Als er den Bergbach erreichte, rauschte ihm der Baum schon entgegen: "Nun, was hat Gott gesprochen? Wann werde ich endlich genügend Wasser bekommen?“ Der Mann antwortete: "Gott hat gesagt, dass unter deinen Wurzeln ein grosser Klumpen Gold liegt. Den müsste jemand hinauf holen, dann könntest du deine Wurzeln bis zum Wasser strecken“. „Oh“, rauschte der Baum, „würdest du das für mich tun? Du könntest das Gold dann auch behalten“. „Weißt du“, erwiderte der Mann, „ich möchte ja nicht ungefällig sein, aber Gott hat mir gesagt, 'Geh heim, da wird dir dein Glück begegnen'. Ich muss mich also beeilen, es nicht zu verpassen, dass wirst du sicher verstehen. Du weißt ja jetzt, was dir fehlt. Vielleicht komme ich mal zurück, oder ein anderer kommt vorbei und kann dir helfen. Viel Glück!" Und der Mann überquerte den Bergbach, so schnell er konnte, und lief dann hinunter ins Tal.

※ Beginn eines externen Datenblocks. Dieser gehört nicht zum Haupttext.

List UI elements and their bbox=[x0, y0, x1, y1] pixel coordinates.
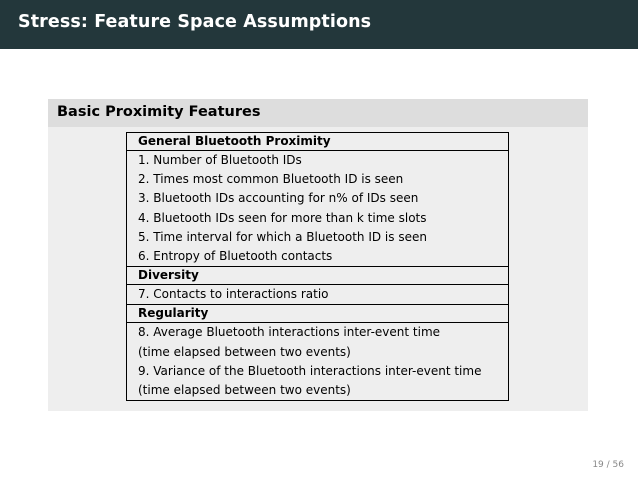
features-table bbox=[126, 132, 509, 401]
feature-text: 8. Average Bluetooth interactions inter-event time bbox=[127, 323, 509, 343]
table-row bbox=[127, 228, 509, 247]
section-heading: Diversity bbox=[127, 267, 509, 285]
table-row bbox=[127, 247, 509, 267]
section-heading-row bbox=[127, 267, 509, 285]
table-row bbox=[127, 170, 509, 189]
table-row bbox=[127, 189, 509, 208]
table-row bbox=[127, 362, 509, 381]
feature-text: (time elapsed between two events) bbox=[127, 343, 509, 362]
section-heading-row bbox=[127, 305, 509, 323]
page-number: 19 / 56 bbox=[592, 460, 624, 470]
feature-text: 1. Number of Bluetooth IDs bbox=[127, 151, 509, 171]
table-row bbox=[127, 209, 509, 228]
table-row bbox=[127, 151, 509, 171]
slide-title: Stress: Feature Space Assumptions bbox=[18, 12, 372, 32]
block-title: Basic Proximity Features bbox=[48, 99, 588, 127]
section-heading-row bbox=[127, 133, 509, 151]
feature-text: 2. Times most common Bluetooth ID is seen bbox=[127, 170, 509, 189]
table-row bbox=[127, 381, 509, 401]
feature-text: 6. Entropy of Bluetooth contacts bbox=[127, 247, 509, 267]
feature-text: 3. Bluetooth IDs accounting for n% of IDs seen bbox=[127, 189, 509, 208]
feature-text: 4. Bluetooth IDs seen for more than k time slots bbox=[127, 209, 509, 228]
section-heading: General Bluetooth Proximity bbox=[127, 133, 509, 151]
feature-text: 7. Contacts to interactions ratio bbox=[127, 285, 509, 305]
section-heading: Regularity bbox=[127, 305, 509, 323]
feature-text: (time elapsed between two events) bbox=[127, 381, 509, 401]
table-row bbox=[127, 343, 509, 362]
table-row bbox=[127, 285, 509, 305]
content-block bbox=[48, 99, 588, 411]
feature-text: 5. Time interval for which a Bluetooth ID is seen bbox=[127, 228, 509, 247]
slide-header bbox=[0, 0, 638, 49]
feature-text: 9. Variance of the Bluetooth interactions inter-event time bbox=[127, 362, 509, 381]
table-row bbox=[127, 323, 509, 343]
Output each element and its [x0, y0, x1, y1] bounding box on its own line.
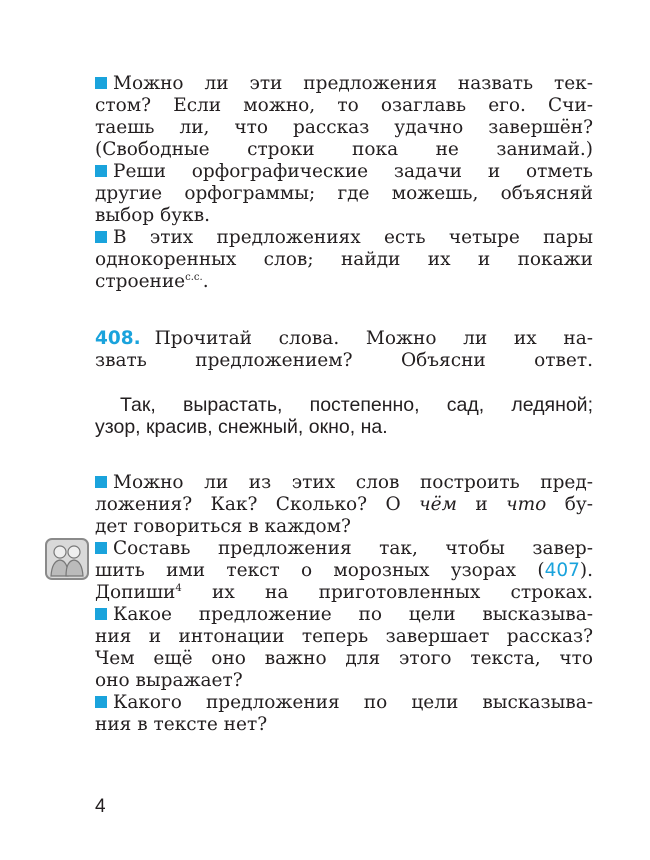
text-line [95, 626, 593, 648]
text-segment: Реши орфографические задачи и отметь [113, 161, 593, 182]
line-text [95, 249, 593, 270]
text-segment: дет говориться в каждом? [95, 516, 351, 537]
text-line [95, 139, 593, 161]
text-segment: Чем ещё оно важно для этого текста, что [95, 648, 593, 669]
text-segment: Допиши [95, 582, 176, 603]
bullet-square-icon [95, 542, 107, 554]
line-text [95, 604, 593, 625]
text-segment: Прочитай слова. Можно ли их на- [154, 328, 593, 349]
line-text [95, 472, 593, 493]
text-segment: ложения? Как? Сколько? О [95, 494, 420, 515]
line-text [95, 227, 593, 248]
text-line [95, 604, 593, 626]
text-segment: ). [579, 560, 593, 581]
text-segment: таешь ли, что рассказ удачно завершён? [95, 117, 593, 138]
line-text [95, 139, 593, 160]
line-text [95, 582, 593, 603]
tasks-top [95, 73, 593, 293]
line-text [95, 648, 593, 669]
text-line [95, 692, 593, 714]
line-text [95, 350, 593, 371]
text-line [95, 538, 593, 560]
text-line [95, 516, 593, 538]
line-text [95, 692, 593, 713]
text-segment: строение [95, 271, 186, 292]
text-segment: Можно ли эти предложения назвать тек- [113, 73, 593, 94]
task-paragraph [95, 472, 593, 538]
text-line [95, 117, 593, 139]
text-segment: ния и интонации теперь завершает рассказ? [95, 626, 593, 647]
line-text [95, 73, 593, 94]
text-segment: чём [419, 494, 457, 515]
text-segment: выбор букв. [95, 205, 211, 226]
text-segment: Какого предложения по цели высказыва- [113, 692, 593, 713]
line-text [95, 183, 593, 204]
line-text [95, 271, 209, 292]
text-line [95, 494, 593, 516]
task-paragraph [95, 538, 593, 604]
text-segment: шить ими текст о морозных узорах ( [95, 560, 545, 581]
line-text [95, 161, 593, 182]
page-number: 4 [95, 796, 106, 817]
text-line [95, 205, 593, 227]
text-line [95, 472, 593, 494]
text-line [95, 714, 593, 736]
line-text [95, 117, 593, 138]
line-text [95, 670, 243, 691]
text-segment: и [456, 494, 507, 515]
text-line [95, 328, 593, 350]
text-segment: их на приготовленных строках. [181, 582, 593, 603]
text-line [95, 161, 593, 183]
text-line [95, 227, 593, 249]
text-segment: (Свободные строки пока не занимай.) [95, 139, 593, 160]
word-list-line [95, 394, 593, 416]
text-segment: Какое предложение по цели высказыва- [113, 604, 593, 625]
text-segment: бу- [546, 494, 593, 515]
exercise-408 [95, 328, 593, 372]
line-text [95, 494, 593, 515]
line-text [95, 516, 351, 537]
text-segment: В этих предложениях есть четыре пары [113, 227, 593, 248]
bullet-square-icon [95, 77, 107, 89]
text-segment: стом? Если можно, то озаглавь его. Счи- [95, 95, 593, 116]
word-list-text: Так, вырастать, постепенно, сад, ледяной; [120, 394, 593, 416]
pair-work-icon [45, 538, 89, 580]
task-paragraph [95, 227, 593, 293]
text-line [95, 183, 593, 205]
superscript-mark: с.с. [185, 271, 203, 283]
line-text [95, 626, 593, 647]
line-text [95, 95, 593, 116]
line-text [95, 328, 593, 349]
word-list-line [95, 416, 593, 438]
text-line [95, 582, 593, 604]
exercise-reference: 407 [544, 560, 580, 581]
tasks-bottom [95, 472, 593, 736]
text-line [95, 271, 593, 293]
text-segment: ния в тексте нет? [95, 714, 268, 735]
text-line [95, 73, 593, 95]
bullet-square-icon [95, 231, 107, 243]
text-segment: . [202, 271, 209, 292]
text-segment: что [506, 494, 547, 515]
text-segment: Составь предложения так, чтобы завер- [113, 538, 593, 559]
bullet-square-icon [95, 696, 107, 708]
text-line [95, 670, 593, 692]
line-text [95, 560, 593, 581]
task-paragraph [95, 604, 593, 692]
line-text [95, 205, 210, 226]
superscript-mark: 4 [175, 582, 182, 594]
text-segment: однокоренных слов; найди их и покажи [95, 249, 593, 270]
word-list [95, 394, 593, 438]
text-segment: Можно ли из этих слов построить пред- [113, 472, 593, 493]
bullet-square-icon [95, 476, 107, 488]
task-paragraph [95, 692, 593, 736]
line-text [95, 714, 267, 735]
task-paragraph [95, 73, 593, 161]
bullet-square-icon [95, 608, 107, 620]
text-segment: оно выражает? [95, 670, 243, 691]
line-text [95, 538, 593, 559]
text-line [95, 95, 593, 117]
text-line [95, 350, 593, 372]
word-list-text: узор, красив, снежный, окно, на. [95, 416, 388, 438]
task-paragraph [95, 161, 593, 227]
text-line [95, 560, 593, 582]
text-line [95, 648, 593, 670]
text-line [95, 249, 593, 271]
text-segment: другие орфограммы; где можешь, объясняй [95, 183, 593, 204]
exercise-number: 408. [95, 328, 141, 349]
text-segment: звать предложением? Объясни ответ. [95, 350, 593, 371]
bullet-square-icon [95, 165, 107, 177]
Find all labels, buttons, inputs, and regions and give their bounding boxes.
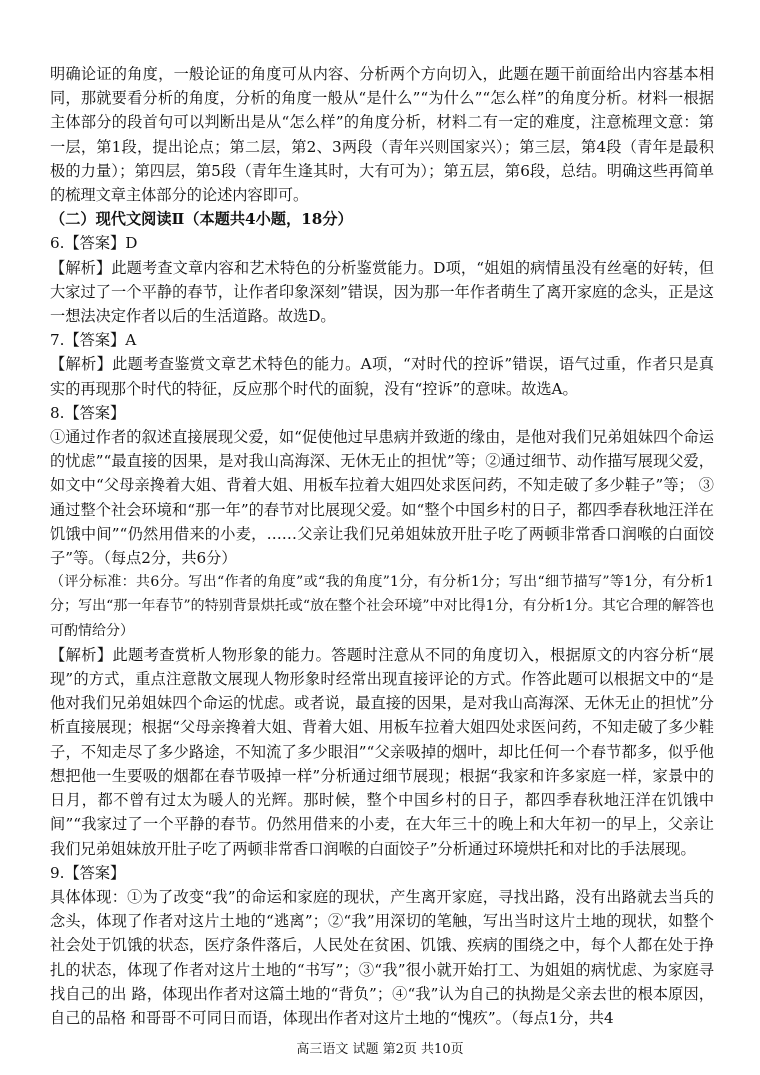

Er erreichte die Hütte am See. Die junge Frau erwartete ihn schon. „Nun“, fragte sie, „was hat Gott gesprochen? Wann werde ich lachen lernen?" Der Mann antwortete: "Gott hat gesagt, dass du lachen wirst, wenn du einen Mann findest, der dir gefällt und dem du gefällst und mit dem du leben willst.“ „Oh“, meinte die junge Frau. Sie schaute ihn an, und ein ganz feines Lächeln umspielte ihren Mund. "Weißt du, du gefällst mir gut, und du hast mir diese Nachricht gebracht. Bleib doch bei mir und wir werden es gut haben miteinander!“ "Weisst du“, erwiderte der Mann und kratzte sich verlegen, „es ist nicht so, dass du mir nicht gefällst. Aber Gott hat mir gesagt: ‚Geh Heim und da wird dir dein Glück begegnen` Du wirst verstehen, dass ich jetzt nicht bei dir bleiben kann. Vielleicht komme ich in einer Woche wieder oder in zwei, oder du findest einen anderen. Du weißt ja jetzt, was du brauchst. Viel Glück!“ Und der Mann lief weiter, so schnell er konnte.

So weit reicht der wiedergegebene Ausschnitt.